帝国の両刃の剣: グローバル軍 + NGO 主権国家を解体し、グローバル・システム管理者で置き換える Tony Cartalucci 2012-02-18 その2
http://eigokiji.cocolog-nifty.com/blog/2012/05/ngo-7ffa.html

第III部: 21世紀の帝国主義再考

ここまで、帝国主義がいかに大いに健在であるかという幾つかの例を検討した。イギリスによって、どのように帝国主義が実行されたかも検討したが、現在、具体的には一体どのように導入されているのだろう? また、なぜ人々は進んで従うのだろう?
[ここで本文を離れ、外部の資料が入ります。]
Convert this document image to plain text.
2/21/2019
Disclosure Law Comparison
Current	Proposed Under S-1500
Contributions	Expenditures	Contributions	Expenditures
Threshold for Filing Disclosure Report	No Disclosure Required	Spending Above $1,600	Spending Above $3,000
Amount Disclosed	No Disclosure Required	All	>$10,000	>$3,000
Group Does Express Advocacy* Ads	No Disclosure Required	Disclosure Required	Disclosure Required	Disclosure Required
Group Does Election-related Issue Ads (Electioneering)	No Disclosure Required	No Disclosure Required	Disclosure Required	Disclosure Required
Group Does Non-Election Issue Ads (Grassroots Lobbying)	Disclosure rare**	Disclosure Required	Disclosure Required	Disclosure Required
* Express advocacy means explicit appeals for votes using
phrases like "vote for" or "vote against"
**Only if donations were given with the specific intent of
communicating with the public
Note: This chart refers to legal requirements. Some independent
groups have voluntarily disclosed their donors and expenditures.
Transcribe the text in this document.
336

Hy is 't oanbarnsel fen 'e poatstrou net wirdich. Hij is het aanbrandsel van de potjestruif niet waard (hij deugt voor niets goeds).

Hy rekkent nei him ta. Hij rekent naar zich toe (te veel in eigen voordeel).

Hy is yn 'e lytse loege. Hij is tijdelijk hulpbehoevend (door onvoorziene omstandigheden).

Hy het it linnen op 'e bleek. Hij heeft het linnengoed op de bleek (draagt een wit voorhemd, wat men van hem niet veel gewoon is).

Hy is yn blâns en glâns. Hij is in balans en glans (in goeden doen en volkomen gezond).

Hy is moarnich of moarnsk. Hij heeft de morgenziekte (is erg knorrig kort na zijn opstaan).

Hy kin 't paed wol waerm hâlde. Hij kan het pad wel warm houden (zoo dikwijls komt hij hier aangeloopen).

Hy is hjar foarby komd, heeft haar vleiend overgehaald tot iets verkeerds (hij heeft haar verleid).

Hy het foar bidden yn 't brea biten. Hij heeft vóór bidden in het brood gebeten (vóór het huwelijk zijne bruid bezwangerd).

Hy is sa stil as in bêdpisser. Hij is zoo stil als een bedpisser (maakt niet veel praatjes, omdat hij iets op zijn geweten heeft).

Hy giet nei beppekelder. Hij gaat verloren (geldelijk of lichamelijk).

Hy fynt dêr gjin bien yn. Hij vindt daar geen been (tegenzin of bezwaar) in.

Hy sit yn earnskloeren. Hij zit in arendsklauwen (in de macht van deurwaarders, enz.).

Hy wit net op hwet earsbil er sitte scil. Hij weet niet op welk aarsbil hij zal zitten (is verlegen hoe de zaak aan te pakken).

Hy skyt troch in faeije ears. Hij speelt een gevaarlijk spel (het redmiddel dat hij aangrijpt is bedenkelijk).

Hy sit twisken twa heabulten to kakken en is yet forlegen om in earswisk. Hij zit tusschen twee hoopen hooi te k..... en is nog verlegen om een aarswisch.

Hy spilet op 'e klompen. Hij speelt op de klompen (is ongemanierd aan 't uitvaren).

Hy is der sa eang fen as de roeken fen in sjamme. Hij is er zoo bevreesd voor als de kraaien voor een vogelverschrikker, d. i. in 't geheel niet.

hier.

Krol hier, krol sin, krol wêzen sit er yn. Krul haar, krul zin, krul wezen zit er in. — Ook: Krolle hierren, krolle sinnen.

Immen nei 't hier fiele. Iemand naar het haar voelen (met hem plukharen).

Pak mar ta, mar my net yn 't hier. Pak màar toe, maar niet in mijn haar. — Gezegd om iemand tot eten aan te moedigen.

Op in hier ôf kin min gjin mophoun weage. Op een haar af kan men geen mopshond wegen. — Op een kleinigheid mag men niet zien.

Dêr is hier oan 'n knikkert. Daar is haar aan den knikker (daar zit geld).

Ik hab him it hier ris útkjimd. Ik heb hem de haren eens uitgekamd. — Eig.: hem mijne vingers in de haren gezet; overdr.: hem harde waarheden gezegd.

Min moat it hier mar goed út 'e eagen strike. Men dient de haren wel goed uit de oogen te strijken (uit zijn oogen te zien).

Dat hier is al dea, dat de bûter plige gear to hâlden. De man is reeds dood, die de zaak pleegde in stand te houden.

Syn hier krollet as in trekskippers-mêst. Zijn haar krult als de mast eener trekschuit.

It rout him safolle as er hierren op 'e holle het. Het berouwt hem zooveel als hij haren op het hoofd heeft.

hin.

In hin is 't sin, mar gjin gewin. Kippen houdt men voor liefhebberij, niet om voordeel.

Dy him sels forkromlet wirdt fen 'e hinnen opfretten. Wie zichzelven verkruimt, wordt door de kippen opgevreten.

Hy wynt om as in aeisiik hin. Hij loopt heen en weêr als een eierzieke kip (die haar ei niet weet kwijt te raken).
http://www.youtube.com/watch?v=d3xlb6_0OEs&feature=player_embedded

ビデオ: トマス・バーネットは、アメリカのグローバル軍が "戦闘空間"を征服する一方で、"平和な空間"に進出する為の"システム管理者"(別名、市民社会)軍団の設置を語っている。ソロスのレベニュー・ウォッチは、全米民主主義基金と共に、まさにそうしたNGOの軍団を生み出した。そして兵士達が自分達は"自由"の為に戦っているのだと信じて気の狂ったように帝国主義を推進するのと同様、これらNGOは自分たちは"人権"を推進しているのだと信じて、ウオール街とロンドンのグローバル覇権を拡大するのだ。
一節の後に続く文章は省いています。